The National Weather Service determined the storm to be a "high-end EF-2," with maximum possible wind speeds of 135 miles per hour. Once it touched down, it cut a path about 300 meters wide.
Superintendent Sharon Contreras said Hampton, Peeler and Erwin elementary schools sustained the most damage, and there are other schools that need to be assessed. All Guilford County schools are closed Monday.
WFDD's David Ford spoke with Assistant Greensboro Fire Chief Dwayne Church early Monday morning to get the latest on damage, safety tips and what comes next.

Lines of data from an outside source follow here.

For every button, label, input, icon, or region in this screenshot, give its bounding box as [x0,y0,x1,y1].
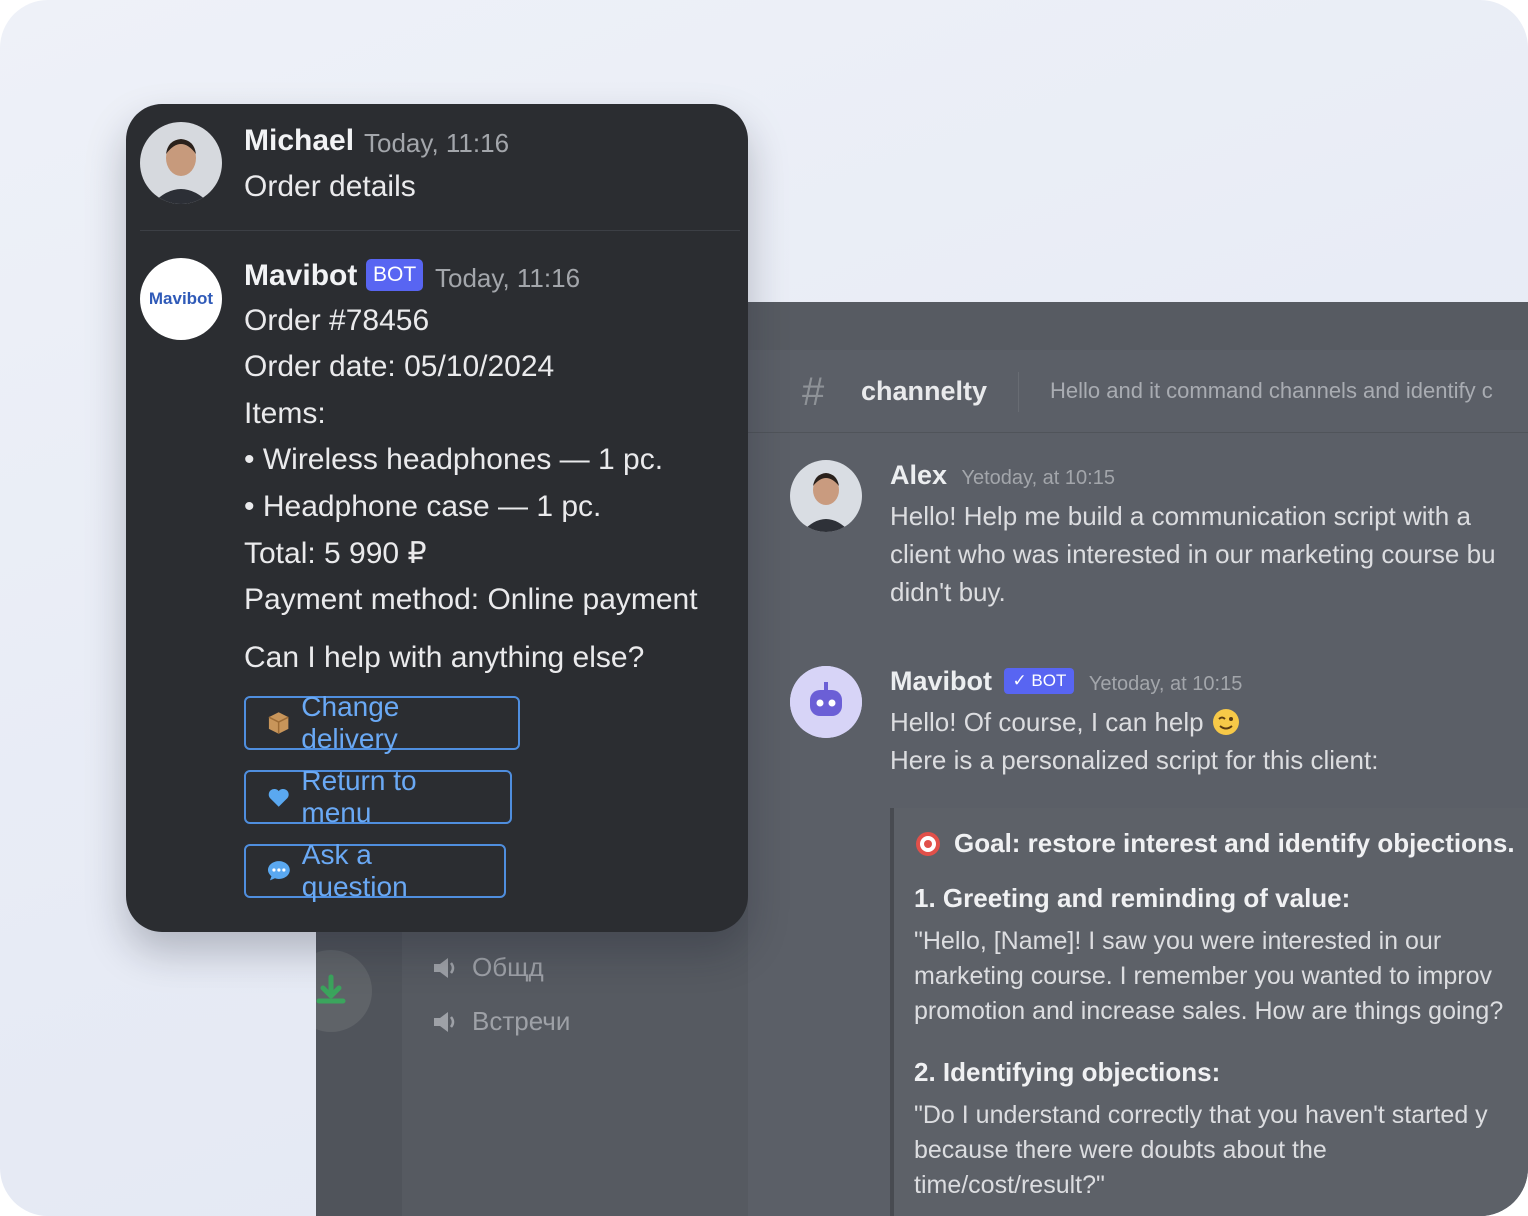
channel-name: channelty [861,376,988,406]
button-label: Ask a question [301,839,408,902]
channel-topic: Hello and it command channels and identi… [1050,378,1493,403]
voice-channel-label: Встречи [472,1006,571,1036]
timestamp: Yetoday, at 10:15 [1088,673,1243,695]
person-avatar-icon [140,122,222,204]
order-line: Payment method: Online payment [244,583,698,616]
embed-goal: Goal: restore interest and identify obje… [954,828,1515,858]
timestamp: Yetoday, at 10:15 [961,467,1115,489]
bot-embed: Goal: restore interest and identify obje… [890,808,1528,1216]
ask-question-button[interactable]: Ask a question [244,839,506,902]
avatar[interactable] [790,460,862,532]
embed-line: time/cost/result?" [914,1171,1105,1199]
embed-line: "Hello, [Name]! I saw you were intereste… [914,927,1442,955]
top-strip [748,302,1528,350]
stage: Общд Встречи # channelty Hello and it co… [0,0,1528,1216]
author-name[interactable]: Michael [244,124,354,158]
timestamp: Today, 11:16 [435,263,581,293]
hash-icon: # [802,370,825,414]
avatar[interactable] [140,122,222,204]
order-line: • Headphone case — 1 pc. [244,490,602,523]
bot-badge: ✓ BOT [1004,668,1075,694]
order-line: Order date: 05/10/2024 [244,350,555,383]
button-label: Return to menu [301,765,417,828]
robot-icon [790,666,862,738]
message-text: Hello! Of course, I can help Here is a p… [890,703,1528,779]
speaker-icon [434,957,455,978]
download-icon [316,974,346,1004]
embed-line: "Do I understand correctly that you have… [914,1101,1488,1129]
message-line: Here is a personalized script for this c… [890,745,1379,775]
message-line: client who was interested in our marketi… [890,539,1496,569]
speech-bubble-icon [267,861,290,881]
order-line: Total: 5 990 ₽ [244,537,427,570]
message-line: Hello! Of course, I can help [890,707,1204,737]
order-line: Order #78456 [244,304,430,337]
target-icon [916,831,940,856]
order-line: Items: [244,397,326,430]
author-name[interactable]: Mavibot [890,666,992,696]
author-name[interactable]: Mavibot [244,259,357,293]
embed-line: because there were doubts about the [914,1136,1327,1164]
message-line: Hello! Help me build a communication scr… [890,501,1471,531]
person-avatar-icon [790,460,862,532]
wink-emoji-icon [1212,709,1239,735]
message-line: didn't buy. [890,577,1006,607]
followup-question: Can I help with anything else? [244,641,645,674]
button-label: Change delivery [301,691,400,754]
author-name[interactable]: Alex [890,460,947,490]
embed-line: marketing course. I remember you wanted … [914,962,1493,990]
heart-icon [268,788,289,807]
embed-section-title: 2. Identifying objections: [914,1057,1221,1087]
message-text: Hello! Help me build a communication scr… [890,497,1528,611]
package-icon [268,712,289,734]
order-line: • Wireless headphones — 1 pc. [244,443,664,476]
change-delivery-button[interactable]: Change delivery [244,691,520,754]
bot-avatar[interactable] [790,666,862,738]
return-to-menu-button[interactable]: Return to menu [244,765,512,828]
message-divider [140,230,740,231]
message-text: Order details [244,170,416,203]
bot-avatar[interactable]: Mavibot [140,258,222,340]
voice-channel-item[interactable]: Общд [430,952,544,983]
voice-channel-label: Общд [472,952,544,982]
channel-header: # channelty Hello and it command channel… [748,350,1528,433]
speaker-icon [434,1011,455,1032]
embed-section-title: 1. Greeting and reminding of value: [914,883,1351,913]
mavibot-logo: Mavibot [148,289,214,308]
header-divider [1018,372,1019,412]
embed-line: promotion and increase sales. How are th… [914,997,1504,1025]
bot-badge: BOT [366,259,424,291]
voice-channel-item[interactable]: Встречи [430,1006,570,1037]
order-chat-card: Michael Today, 11:16 Order details Mavib… [126,104,748,932]
timestamp: Today, 11:16 [364,128,510,158]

On where the worst of Sunday's storm hit:
Well yesterday, right [around] 5:00 p.m., we had a confirmed tornado touch down on the east side and northeast side of Greensboro. And from what we can tell from the damage it looks like it started just east of [U.S. 29 and I-85], it touched down there, and most of the damage was from Willow Road on the south end all the way up to the Old Town Road right there at White Street, close to Phillips Avenue.
On what residents need to do now to stay safe:
One thing right now is we still have a lot of power outages...mostly around the eastern/northeastern part of the city. What we would tell people is "if you see any power lines, stay away and treat all power lines that are down on the ground as if they are alive and they're active."

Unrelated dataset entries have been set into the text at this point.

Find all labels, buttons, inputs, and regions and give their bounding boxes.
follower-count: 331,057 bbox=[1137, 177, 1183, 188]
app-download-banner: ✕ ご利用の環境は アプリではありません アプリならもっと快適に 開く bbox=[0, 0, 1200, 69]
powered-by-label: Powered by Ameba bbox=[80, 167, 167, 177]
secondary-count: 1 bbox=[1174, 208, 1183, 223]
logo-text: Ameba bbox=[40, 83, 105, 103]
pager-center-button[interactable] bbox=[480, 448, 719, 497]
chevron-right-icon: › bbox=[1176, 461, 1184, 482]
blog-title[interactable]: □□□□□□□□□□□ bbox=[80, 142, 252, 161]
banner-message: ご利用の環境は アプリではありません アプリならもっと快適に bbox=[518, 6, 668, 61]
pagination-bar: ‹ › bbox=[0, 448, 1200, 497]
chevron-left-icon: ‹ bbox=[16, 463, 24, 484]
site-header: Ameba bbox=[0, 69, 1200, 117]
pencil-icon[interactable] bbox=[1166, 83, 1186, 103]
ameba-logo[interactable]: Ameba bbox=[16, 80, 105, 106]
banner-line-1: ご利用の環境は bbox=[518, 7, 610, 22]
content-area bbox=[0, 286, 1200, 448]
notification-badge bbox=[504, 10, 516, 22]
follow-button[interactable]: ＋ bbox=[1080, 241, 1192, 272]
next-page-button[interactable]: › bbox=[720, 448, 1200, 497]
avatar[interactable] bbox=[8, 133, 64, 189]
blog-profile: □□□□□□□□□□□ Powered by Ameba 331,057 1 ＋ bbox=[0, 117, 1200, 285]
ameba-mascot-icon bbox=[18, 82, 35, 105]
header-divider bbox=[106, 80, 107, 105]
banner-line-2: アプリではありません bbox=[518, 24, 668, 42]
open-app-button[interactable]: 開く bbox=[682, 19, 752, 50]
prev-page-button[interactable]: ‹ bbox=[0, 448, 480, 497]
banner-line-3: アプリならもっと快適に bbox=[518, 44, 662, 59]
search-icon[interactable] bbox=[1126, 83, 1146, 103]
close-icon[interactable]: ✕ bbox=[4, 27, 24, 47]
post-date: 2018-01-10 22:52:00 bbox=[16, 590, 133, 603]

That would be the biggest concern for us right now is people trying to come in and get in the debris. Some of these houses are unstable and we don't want anyone trying to get in and sift through debris without us doing it first and checking on the stability of the structures.
On what happens next:
Our first priority [Sunday] was really to check on the residents, and we stayed up until about 3:00 a.m. last night, units out, going house to house, and checking on the safety of our residents. We weren't really able to do much of a damage assessment because of the light.

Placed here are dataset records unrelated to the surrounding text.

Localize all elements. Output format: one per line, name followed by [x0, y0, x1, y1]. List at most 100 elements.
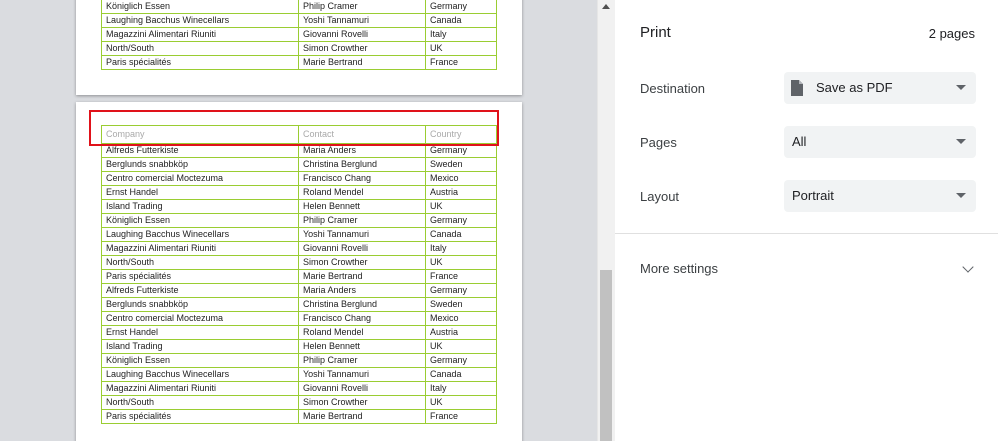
cell-country: France: [425, 55, 497, 70]
cell-contact: Giovanni Rovelli: [298, 27, 426, 42]
cell-company: Paris spécialités: [101, 409, 299, 424]
cell-contact: Helen Bennett: [298, 339, 426, 354]
destination-value: Save as PDF: [816, 80, 893, 95]
divider: [615, 233, 998, 234]
preview-scrollbar[interactable]: [597, 0, 615, 441]
cell-country: Italy: [425, 27, 497, 42]
cell-company: Ernst Handel: [101, 185, 299, 200]
cell-contact: Yoshi Tannamuri: [298, 227, 426, 242]
cell-company: North/South: [101, 395, 299, 410]
layout-select[interactable]: Portrait: [784, 180, 976, 212]
cell-company: Centro comercial Moctezuma: [101, 171, 299, 186]
table-row: Paris spécialités Marie Bertrand France: [101, 55, 497, 70]
cell-country: UK: [425, 339, 497, 354]
cell-country: France: [425, 409, 497, 424]
scroll-up-arrow-icon[interactable]: [602, 4, 610, 9]
cell-country: Germany: [425, 0, 497, 14]
cell-company: Magazzini Alimentari Riuniti: [101, 27, 299, 42]
pages-count: 2 pages: [928, 26, 975, 41]
cell-company: Island Trading: [101, 339, 299, 354]
cell-company: North/South: [101, 255, 299, 270]
cell-contact: Giovanni Rovelli: [298, 241, 426, 256]
table-row: Magazzini Alimentari Riuniti Giovanni Rov…: [101, 241, 497, 256]
cell-company: Centro comercial Moctezuma: [101, 311, 299, 326]
cell-country: UK: [425, 255, 497, 270]
cell-country: Germany: [425, 353, 497, 368]
cell-country: Mexico: [425, 171, 497, 186]
cell-contact: Christina Berglund: [298, 297, 426, 312]
table-row: Laughing Bacchus Winecellars Yoshi Tannam…: [101, 367, 497, 382]
table-row: Königlich Essen Philip Cramer Germany: [101, 0, 497, 14]
cell-country: Austria: [425, 185, 497, 200]
scroll-thumb[interactable]: [600, 270, 612, 441]
cell-company: Berglunds snabbköp: [101, 157, 299, 172]
cell-country: UK: [425, 41, 497, 56]
cell-country: Sweden: [425, 297, 497, 312]
header-highlight-box: [89, 110, 499, 146]
cell-contact: Roland Mendel: [298, 325, 426, 340]
cell-contact: Philip Cramer: [298, 353, 426, 368]
cell-country: Italy: [425, 381, 497, 396]
pages-label: Pages: [640, 135, 677, 150]
cell-contact: Giovanni Rovelli: [298, 381, 426, 396]
print-preview-area: Königlich Essen Philip Cramer Germany Laugh…: [0, 0, 597, 441]
more-settings-toggle[interactable]: More settings: [640, 261, 718, 276]
cell-country: Germany: [425, 283, 497, 298]
preview-page-2: Company Contact Country Alfreds Futterki…: [76, 102, 522, 441]
pages-select[interactable]: All: [784, 126, 976, 158]
cell-country: France: [425, 269, 497, 284]
table-row: Island Trading Helen Bennett UK: [101, 199, 497, 214]
cell-contact: Yoshi Tannamuri: [298, 13, 426, 28]
cell-contact: Yoshi Tannamuri: [298, 367, 426, 382]
cell-company: Laughing Bacchus Winecellars: [101, 13, 299, 28]
cell-country: Sweden: [425, 157, 497, 172]
table-row: Magazzini Alimentari Riuniti Giovanni Rov…: [101, 27, 497, 42]
destination-select[interactable]: Save as PDF: [784, 72, 976, 104]
cell-company: Paris spécialités: [101, 55, 299, 70]
cell-country: Mexico: [425, 311, 497, 326]
cell-country: UK: [425, 395, 497, 410]
cell-contact: Christina Berglund: [298, 157, 426, 172]
cell-contact: Roland Mendel: [298, 185, 426, 200]
cell-contact: Philip Cramer: [298, 0, 426, 14]
cell-country: Austria: [425, 325, 497, 340]
dropdown-arrow-icon: [956, 85, 966, 90]
cell-company: Berglunds snabbköp: [101, 297, 299, 312]
cell-company: Laughing Bacchus Winecellars: [101, 367, 299, 382]
cell-company: Königlich Essen: [101, 0, 299, 14]
cell-contact: Marie Bertrand: [298, 55, 426, 70]
layout-label: Layout: [640, 189, 680, 204]
cell-country: Canada: [425, 227, 497, 242]
cell-company: Island Trading: [101, 199, 299, 214]
chevron-down-icon[interactable]: [962, 261, 974, 273]
table-row: Alfreds Futterkiste Maria Anders Germany: [101, 283, 497, 298]
cell-contact: Francisco Chang: [298, 171, 426, 186]
cell-contact: Simon Crowther: [298, 255, 426, 270]
cell-company: Magazzini Alimentari Riuniti: [101, 241, 299, 256]
cell-country: Germany: [425, 213, 497, 228]
table-row: North/South Simon Crowther UK: [101, 255, 497, 270]
table-row: Berglunds snabbköp Christina Berglund Swed…: [101, 297, 497, 312]
layout-value: Portrait: [792, 188, 834, 203]
print-settings-panel: Print 2 pages Destination Save as PDF Pa…: [615, 0, 998, 441]
cell-contact: Simon Crowther: [298, 41, 426, 56]
cell-company: Königlich Essen: [101, 353, 299, 368]
pages-value: All: [792, 134, 807, 149]
page1-table: Königlich Essen Philip Cramer Germany Laugh…: [101, 0, 497, 70]
table-row: Berglunds snabbköp Christina Berglund Swed…: [101, 157, 497, 172]
page2-table: Company Contact Country Alfreds Futterki…: [101, 125, 497, 424]
print-title: Print: [640, 24, 671, 41]
cell-contact: Philip Cramer: [298, 213, 426, 228]
table-row: North/South Simon Crowther UK: [101, 395, 497, 410]
table-row: Ernst Handel Roland Mendel Austria: [101, 185, 497, 200]
cell-contact: Simon Crowther: [298, 395, 426, 410]
cell-country: UK: [425, 199, 497, 214]
cell-company: Königlich Essen: [101, 213, 299, 228]
table-row: Paris spécialités Marie Bertrand France: [101, 269, 497, 284]
cell-contact: Francisco Chang: [298, 311, 426, 326]
cell-country: Canada: [425, 367, 497, 382]
table-row: Laughing Bacchus Winecellars Yoshi Tannam…: [101, 227, 497, 242]
cell-company: Ernst Handel: [101, 325, 299, 340]
cell-company: Magazzini Alimentari Riuniti: [101, 381, 299, 396]
table-row: Königlich Essen Philip Cramer Germany: [101, 353, 497, 368]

Now that it's daylight, today our priority will be doing those damage assessments and looking for any dangers. We'll have some building inspectors going along with us, and we'll be condemning structures as we go along, and just trying to keep the residents safe. If a structure needs to be condemned we'll want to keep those residents out of those structures just to protect them.
(Ed.: This transcription has been lightly edited for clarity. The story has also been updated with a storm classification from the National Weather Service in Raleigh.)